Some couple thousand years after Ezekiel, Baruch Spinoza took up this great Jewish (and human) struggle in 17th century Amsterdam. How can we worship God and still follow his commandment not to make images of him? How can we relate to something whose form, whose characteristics and attributes, are by their nature beyond the grasp of our senses? How can we understand God enough to worship him and seek spiritual enrichment without making some sort of image of him?
Spinoza approached this struggle from a different side. He probably took the second commandment very seriously, for his philosophical writings on God implicitly challenge the tendency of Jewish and Christian texts to make images and visions of God.

(Exhibit one, provided by me--not Spinoza: the passover hagaddah includes a discussion of the rabbis amplifying the number of plagues that occured at the red sea. If God's finger brought the Israelites out of Egypt with ten plagues upon the Egyptian, then God's hand must have brought the Israelites accross the Red Sea with 5x10 = 50 plagues and so on and so on. My bewildered question: what? God has a hand? what? with five fingers? to what purpose ? this imagery)

Spinoza tries to prove--geometrically--that God not only exists but further is the only substance, that he is infinite and has infinite attributes.
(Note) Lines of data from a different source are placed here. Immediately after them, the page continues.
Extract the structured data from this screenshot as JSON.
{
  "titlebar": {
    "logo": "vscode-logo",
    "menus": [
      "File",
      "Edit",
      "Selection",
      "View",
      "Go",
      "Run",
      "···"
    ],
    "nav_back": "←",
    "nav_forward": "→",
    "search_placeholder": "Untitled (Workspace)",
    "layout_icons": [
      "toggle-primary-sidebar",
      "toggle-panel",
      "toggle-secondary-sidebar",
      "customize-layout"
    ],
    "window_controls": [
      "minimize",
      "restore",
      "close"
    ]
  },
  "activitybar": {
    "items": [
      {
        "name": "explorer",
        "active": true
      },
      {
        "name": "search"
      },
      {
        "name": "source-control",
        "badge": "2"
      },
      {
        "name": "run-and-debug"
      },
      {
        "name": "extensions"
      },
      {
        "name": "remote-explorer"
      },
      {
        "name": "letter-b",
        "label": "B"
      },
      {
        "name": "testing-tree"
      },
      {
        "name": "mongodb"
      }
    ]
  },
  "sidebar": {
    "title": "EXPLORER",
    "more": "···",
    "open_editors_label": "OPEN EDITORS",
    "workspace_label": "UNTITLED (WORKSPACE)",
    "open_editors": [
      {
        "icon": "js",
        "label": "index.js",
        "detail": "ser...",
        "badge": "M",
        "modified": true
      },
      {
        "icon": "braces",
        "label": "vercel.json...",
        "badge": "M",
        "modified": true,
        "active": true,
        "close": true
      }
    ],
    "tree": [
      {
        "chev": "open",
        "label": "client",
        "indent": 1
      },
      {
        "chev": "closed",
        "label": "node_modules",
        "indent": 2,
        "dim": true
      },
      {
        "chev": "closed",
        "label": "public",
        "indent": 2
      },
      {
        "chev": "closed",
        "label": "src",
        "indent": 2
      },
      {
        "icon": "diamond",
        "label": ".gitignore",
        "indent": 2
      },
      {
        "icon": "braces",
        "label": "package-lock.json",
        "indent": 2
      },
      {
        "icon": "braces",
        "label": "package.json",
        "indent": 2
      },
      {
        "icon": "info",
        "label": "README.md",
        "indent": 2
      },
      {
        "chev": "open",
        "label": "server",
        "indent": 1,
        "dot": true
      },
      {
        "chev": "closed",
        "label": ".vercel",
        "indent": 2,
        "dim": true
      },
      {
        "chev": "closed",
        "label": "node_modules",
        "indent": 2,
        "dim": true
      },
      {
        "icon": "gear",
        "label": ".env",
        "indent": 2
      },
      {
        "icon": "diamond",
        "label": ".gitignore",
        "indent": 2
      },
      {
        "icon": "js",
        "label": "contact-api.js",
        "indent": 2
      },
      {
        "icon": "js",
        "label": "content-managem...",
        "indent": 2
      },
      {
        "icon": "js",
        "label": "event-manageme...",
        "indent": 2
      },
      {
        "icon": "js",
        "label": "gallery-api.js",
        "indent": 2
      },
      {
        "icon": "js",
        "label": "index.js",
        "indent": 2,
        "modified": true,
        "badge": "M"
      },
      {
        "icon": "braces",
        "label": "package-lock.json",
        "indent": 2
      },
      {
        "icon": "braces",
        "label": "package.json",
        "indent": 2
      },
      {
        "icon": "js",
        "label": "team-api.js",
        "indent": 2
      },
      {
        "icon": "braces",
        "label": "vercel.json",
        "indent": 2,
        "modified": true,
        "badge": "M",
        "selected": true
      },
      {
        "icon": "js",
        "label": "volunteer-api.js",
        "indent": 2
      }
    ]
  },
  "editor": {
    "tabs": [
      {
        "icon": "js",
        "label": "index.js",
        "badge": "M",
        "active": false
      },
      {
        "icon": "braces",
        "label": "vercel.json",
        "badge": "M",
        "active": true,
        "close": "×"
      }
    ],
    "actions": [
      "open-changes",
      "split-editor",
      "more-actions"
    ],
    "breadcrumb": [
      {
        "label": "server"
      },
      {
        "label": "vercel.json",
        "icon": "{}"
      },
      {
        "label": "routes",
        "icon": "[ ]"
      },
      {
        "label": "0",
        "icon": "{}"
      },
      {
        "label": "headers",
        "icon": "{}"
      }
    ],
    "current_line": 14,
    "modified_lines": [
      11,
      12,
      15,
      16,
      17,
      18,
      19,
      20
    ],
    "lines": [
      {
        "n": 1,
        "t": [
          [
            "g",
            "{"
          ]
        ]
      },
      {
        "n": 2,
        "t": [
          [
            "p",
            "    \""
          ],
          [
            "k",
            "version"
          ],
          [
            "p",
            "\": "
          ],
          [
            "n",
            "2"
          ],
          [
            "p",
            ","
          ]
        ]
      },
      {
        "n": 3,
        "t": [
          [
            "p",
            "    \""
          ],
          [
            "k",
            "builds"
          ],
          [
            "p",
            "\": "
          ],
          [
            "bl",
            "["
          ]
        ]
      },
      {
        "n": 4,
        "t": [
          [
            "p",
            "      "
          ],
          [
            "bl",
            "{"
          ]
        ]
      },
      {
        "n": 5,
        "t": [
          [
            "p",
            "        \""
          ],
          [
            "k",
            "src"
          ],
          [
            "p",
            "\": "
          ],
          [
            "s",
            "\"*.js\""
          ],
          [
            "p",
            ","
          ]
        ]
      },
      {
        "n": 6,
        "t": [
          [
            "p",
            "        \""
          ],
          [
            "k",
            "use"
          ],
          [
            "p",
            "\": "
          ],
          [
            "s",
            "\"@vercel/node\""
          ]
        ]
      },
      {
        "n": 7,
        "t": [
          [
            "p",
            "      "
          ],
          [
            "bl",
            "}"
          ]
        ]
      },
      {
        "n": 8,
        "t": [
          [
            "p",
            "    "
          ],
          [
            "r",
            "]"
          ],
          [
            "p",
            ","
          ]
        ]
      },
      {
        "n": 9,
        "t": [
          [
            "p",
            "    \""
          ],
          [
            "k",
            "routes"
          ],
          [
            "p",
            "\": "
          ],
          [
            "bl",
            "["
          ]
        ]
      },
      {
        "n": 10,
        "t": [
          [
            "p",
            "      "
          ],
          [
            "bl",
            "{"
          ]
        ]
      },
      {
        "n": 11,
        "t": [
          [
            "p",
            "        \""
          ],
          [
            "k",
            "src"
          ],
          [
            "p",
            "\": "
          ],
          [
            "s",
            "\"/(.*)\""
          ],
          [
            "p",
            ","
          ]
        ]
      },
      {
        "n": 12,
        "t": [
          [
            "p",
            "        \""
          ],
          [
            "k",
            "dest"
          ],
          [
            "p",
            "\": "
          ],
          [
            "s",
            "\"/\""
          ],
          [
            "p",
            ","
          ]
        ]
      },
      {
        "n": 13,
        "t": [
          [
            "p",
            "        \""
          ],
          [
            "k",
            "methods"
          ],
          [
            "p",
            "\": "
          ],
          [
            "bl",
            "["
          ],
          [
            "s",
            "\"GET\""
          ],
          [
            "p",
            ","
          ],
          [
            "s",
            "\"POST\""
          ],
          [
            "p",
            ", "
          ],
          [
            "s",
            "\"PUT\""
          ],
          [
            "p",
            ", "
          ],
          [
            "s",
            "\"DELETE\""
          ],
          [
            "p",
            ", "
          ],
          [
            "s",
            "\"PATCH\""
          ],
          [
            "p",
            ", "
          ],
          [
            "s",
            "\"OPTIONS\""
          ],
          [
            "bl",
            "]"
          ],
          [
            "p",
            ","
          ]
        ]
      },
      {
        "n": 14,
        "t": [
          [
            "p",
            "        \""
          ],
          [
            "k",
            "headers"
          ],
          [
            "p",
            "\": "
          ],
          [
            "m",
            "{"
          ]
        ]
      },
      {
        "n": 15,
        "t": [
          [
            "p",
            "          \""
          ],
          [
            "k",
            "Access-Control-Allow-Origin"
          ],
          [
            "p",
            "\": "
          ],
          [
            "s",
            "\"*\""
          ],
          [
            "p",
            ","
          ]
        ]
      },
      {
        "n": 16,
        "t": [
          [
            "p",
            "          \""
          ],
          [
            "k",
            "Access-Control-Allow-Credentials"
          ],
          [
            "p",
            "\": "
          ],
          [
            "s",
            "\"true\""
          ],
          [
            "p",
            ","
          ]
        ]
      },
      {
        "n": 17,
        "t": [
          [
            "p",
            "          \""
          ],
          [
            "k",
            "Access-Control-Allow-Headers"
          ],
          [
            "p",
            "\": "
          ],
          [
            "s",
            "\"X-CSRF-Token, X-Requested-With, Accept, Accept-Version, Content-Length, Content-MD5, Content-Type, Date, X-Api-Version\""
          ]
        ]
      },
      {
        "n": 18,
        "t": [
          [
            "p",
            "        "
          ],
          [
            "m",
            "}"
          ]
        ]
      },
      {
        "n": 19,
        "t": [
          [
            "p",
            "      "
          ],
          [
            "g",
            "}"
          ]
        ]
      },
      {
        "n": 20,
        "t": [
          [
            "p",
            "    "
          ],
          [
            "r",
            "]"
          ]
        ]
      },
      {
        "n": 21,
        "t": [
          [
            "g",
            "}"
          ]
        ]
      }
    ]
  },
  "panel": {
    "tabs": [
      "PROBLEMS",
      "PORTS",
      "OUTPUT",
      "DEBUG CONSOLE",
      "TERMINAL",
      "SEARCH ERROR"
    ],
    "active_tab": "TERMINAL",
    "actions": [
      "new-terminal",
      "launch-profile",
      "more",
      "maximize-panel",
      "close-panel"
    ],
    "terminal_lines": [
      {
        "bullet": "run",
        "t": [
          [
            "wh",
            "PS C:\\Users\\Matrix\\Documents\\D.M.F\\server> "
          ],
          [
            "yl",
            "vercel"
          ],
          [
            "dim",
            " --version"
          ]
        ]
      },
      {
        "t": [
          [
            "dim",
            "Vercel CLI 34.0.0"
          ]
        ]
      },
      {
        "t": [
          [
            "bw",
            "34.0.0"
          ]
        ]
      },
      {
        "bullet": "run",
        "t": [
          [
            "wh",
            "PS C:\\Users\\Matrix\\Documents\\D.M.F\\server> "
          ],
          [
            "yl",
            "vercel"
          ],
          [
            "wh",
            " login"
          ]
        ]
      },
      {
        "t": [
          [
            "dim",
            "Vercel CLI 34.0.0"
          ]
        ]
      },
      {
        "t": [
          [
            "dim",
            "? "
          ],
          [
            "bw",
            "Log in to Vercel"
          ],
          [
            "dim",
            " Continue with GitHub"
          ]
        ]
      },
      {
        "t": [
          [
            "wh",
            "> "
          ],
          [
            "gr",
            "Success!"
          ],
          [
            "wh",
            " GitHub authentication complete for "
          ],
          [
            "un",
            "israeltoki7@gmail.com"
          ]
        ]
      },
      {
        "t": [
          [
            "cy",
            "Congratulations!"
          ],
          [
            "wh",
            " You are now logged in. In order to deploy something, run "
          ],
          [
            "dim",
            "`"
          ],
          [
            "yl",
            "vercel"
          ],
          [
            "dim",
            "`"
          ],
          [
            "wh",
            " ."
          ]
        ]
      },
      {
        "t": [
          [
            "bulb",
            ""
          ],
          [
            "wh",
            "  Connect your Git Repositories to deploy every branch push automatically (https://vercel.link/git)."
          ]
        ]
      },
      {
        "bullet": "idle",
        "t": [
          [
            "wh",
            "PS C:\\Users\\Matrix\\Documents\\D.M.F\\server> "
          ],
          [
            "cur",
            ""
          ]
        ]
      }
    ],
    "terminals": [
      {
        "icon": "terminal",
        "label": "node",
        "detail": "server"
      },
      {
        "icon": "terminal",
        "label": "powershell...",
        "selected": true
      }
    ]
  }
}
As a substance that has all and infinite attributes, God would be impossible to image because no image could have all and infinite attributes. Indeed, Spinoza seems to take the second commandment very seriously.

But I don't think his struggle is as irreconcilable with that of Ezekiel, or with the history of Jewish struggles that birthed him, as it might at first appear. Spinoza's community, who exiled him for his views, clearly didn't seem him as part of this beautiful tradition of struggle. But Ezekiel never seems to claim that his vision grasps all that is God. In fact, God comes to him in so many ways in the first few chapters that Ezekiel's revelatoins become rather dizzying...voices from within and without, the appearance of strange texts, fourfaced fourwinged creatures and so on and so on. Spinoza might agree that Ezekiel could in a way see God in all those things, because any attributes that those revelations could possess would in fact have to be attributes of God.